Als die schriftliche Bestätigung des Gesundheitsamtes auch nach mehreren Tagen noch nicht vorlag und der Arbeitnehmer wegen der behördlichen Quarantäneanordnung nicht zur Arbeit erschien, kündigte der Arbeitgeber das Arbeitsverhältnis. Hiergegen wehrte sich der Arbeitnehmer.
Entscheidung des Arbeitsgerichts Köln
Das Arbeitsgericht Köln hielt die Kündigung für sittenwidrig und gab der Kündigungsschutzklage statt.
Aufgrund der geringen Betriebsgröße und der Nichterfüllung der sechsmonatigen Wartefrist, war das Kündigungsschutzgesetz in dem vorliegenden Fall nicht anwendbar. Für die Rechtswirksamkeit der streitgegenständlichen Kündigung bedurfte es daher keiner sozialen Rechtfertigung in Form eines Kündigungsgrundes. Aus der Nichtanwendbarkeit des Kündigungsschutzgesetzes folgt jedoch nicht die grenzenlose Zulässigkeit von Kündigungen. Grenzen setzen hier beispielsweise die Sittenwidrigkeit, der Grundsatz von Treu und Glauben oder das Maßregelungsgebot. Auch wenn solche Fälle in der Praxis eher eine untergeordnete Rolle spielen, genießen Arbeitnehmer damit einen gewissen Schutz vor willkürlichen oder sachfremden Kündigungen.

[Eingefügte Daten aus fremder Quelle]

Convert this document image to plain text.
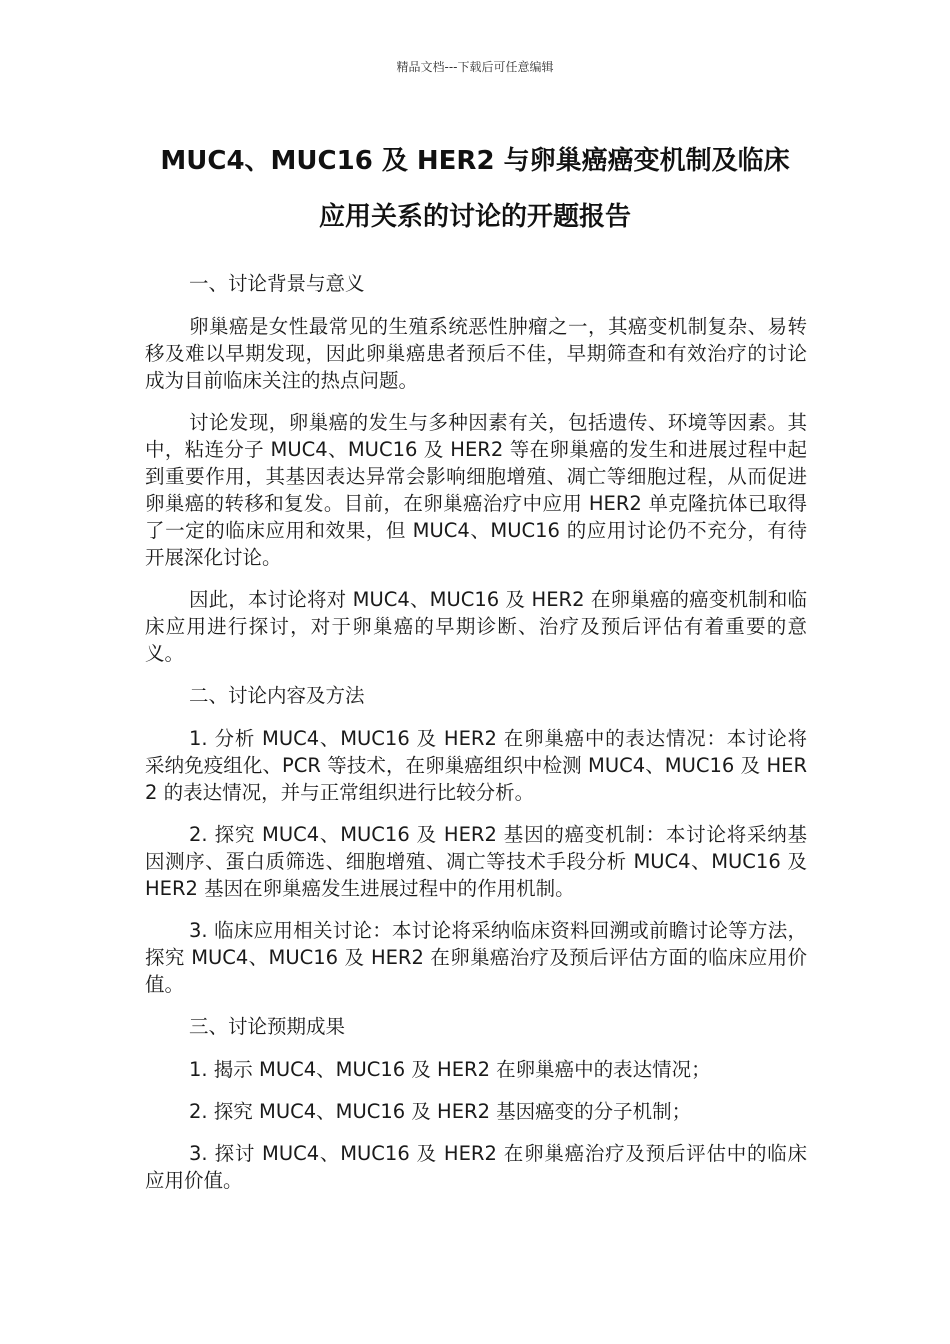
精品文档---下载后可任意编辑
MUC4、MUC16 及 HER2 与卵巢癌癌变机制及临床
应用关系的讨论的开题报告

一、讨论背景与意义

卵巢癌是女性最常见的生殖系统恶性肿瘤之一，其癌变机制复杂、易转移及难以早期发现，因此卵巢癌患者预后不佳，早期筛查和有效治疗的讨论成为目前临床关注的热点问题。

讨论发现，卵巢癌的发生与多种因素有关，包括遗传、环境等因素。其中，粘连分子 MUC4、MUC16 及 HER2 等在卵巢癌的发生和进展过程中起到重要作用，其基因表达异常会影响细胞增殖、凋亡等细胞过程，从而促进卵巢癌的转移和复发。目前，在卵巢癌治疗中应用 HER2 单克隆抗体已取得了一定的临床应用和效果，但 MUC4、MUC16 的应用讨论仍不充分，有待开展深化讨论。

因此，本讨论将对 MUC4、MUC16 及 HER2 在卵巢癌的癌变机制和临床应用进行探讨，对于卵巢癌的早期诊断、治疗及预后评估有着重要的意义。

二、讨论内容及方法

1. 分析 MUC4、MUC16 及 HER2 在卵巢癌中的表达情况：本讨论将采纳免疫组化、PCR 等技术，在卵巢癌组织中检测 MUC4、MUC16 及 HER2 的表达情况，并与正常组织进行比较分析。

2. 探究 MUC4、MUC16 及 HER2 基因的癌变机制：本讨论将采纳基因测序、蛋白质筛选、细胞增殖、凋亡等技术手段分析 MUC4、MUC16 及 HER2 基因在卵巢癌发生进展过程中的作用机制。

3. 临床应用相关讨论：本讨论将采纳临床资料回溯或前瞻讨论等方法，探究 MUC4、MUC16 及 HER2 在卵巢癌治疗及预后评估方面的临床应用价值。

三、讨论预期成果

1. 揭示 MUC4、MUC16 及 HER2 在卵巢癌中的表达情况；

2. 探究 MUC4、MUC16 及 HER2 基因癌变的分子机制；

3. 探讨 MUC4、MUC16 及 HER2 在卵巢癌治疗及预后评估中的临床应用价值。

So hat das Arbeitsgericht Köln im vorliegenden Fall entschieden, dass die Kündigung des Arbeitnehmers als auf sachfremden Motiven beruhende willkürliche Kündigung gem. §§ 138, 242 BGB rechtsunwirksam ist. Eine behördlich angeordnete Quarantäne begründet zwar per se keinen Sonderkündigungsschutz für die Dauer der Quarantäne. Eine Kündigung im unmittelbaren zeitlichen und sachlichen Zusammenhang mit einer behördlich angeordneten Quarantäne erweist sich aber dann als unwirksam, wenn der Arbeitgeber – wie in dem vorliegenden Fall – aufgrund des verzögerten Eingangs der schriftlichen behördlichen Bestätigung der Quarantäne diese bezweifelt und den Arbeitnehmer insofern der Drucksituation aussetzt, entweder gegen die behördliche Quarantäne zu verstoßen oder aber seinen Arbeitsplatz zu verlieren. Es könne von der Rechtsordnung nicht hingenommen werden, wenn ein Arbeitnehmer seinen Arbeitsplatz allein deswegen verliert, weil die behördliche Quarantäne-Anordnung dem Arbeitnehmer zunächst nur telefonisch (d.h. ohne Nachweismöglichkeit ggü. dem Arbeitgeber) übermittelt wird und deren schriftliche Bestätigung erst deutlich später erfolgt, so das Arbeitsgericht Köln. Denn insoweit handle es sich um einen zeitlichen Ablauf, auf den der Arbeitnehmer nicht den geringsten Einfluss habe.
Praxishinweis
Aus der Nichtanwendbarkeit des Kündigungsschutzgesetzes folgt keine grenzenlose Zulässigkeit von Kündigungen. Bei Ausspruch von Kündigungen hat ein Arbeitgeber auch bei Nichtanwendbarkeit des Kündigungsschutzgesetzes ein Mindestmaß an sozialer Rücksichtnahme zu beachten. Nicht immer kann die Anordnung einer Quarantäne durch die Gesundheitsämter sofort schriftlich belegt werden. Daraus aber auf einen „Schwänzer“ zu schließen, wie im vorliegenden Fall, ist nicht gerechtfertigt.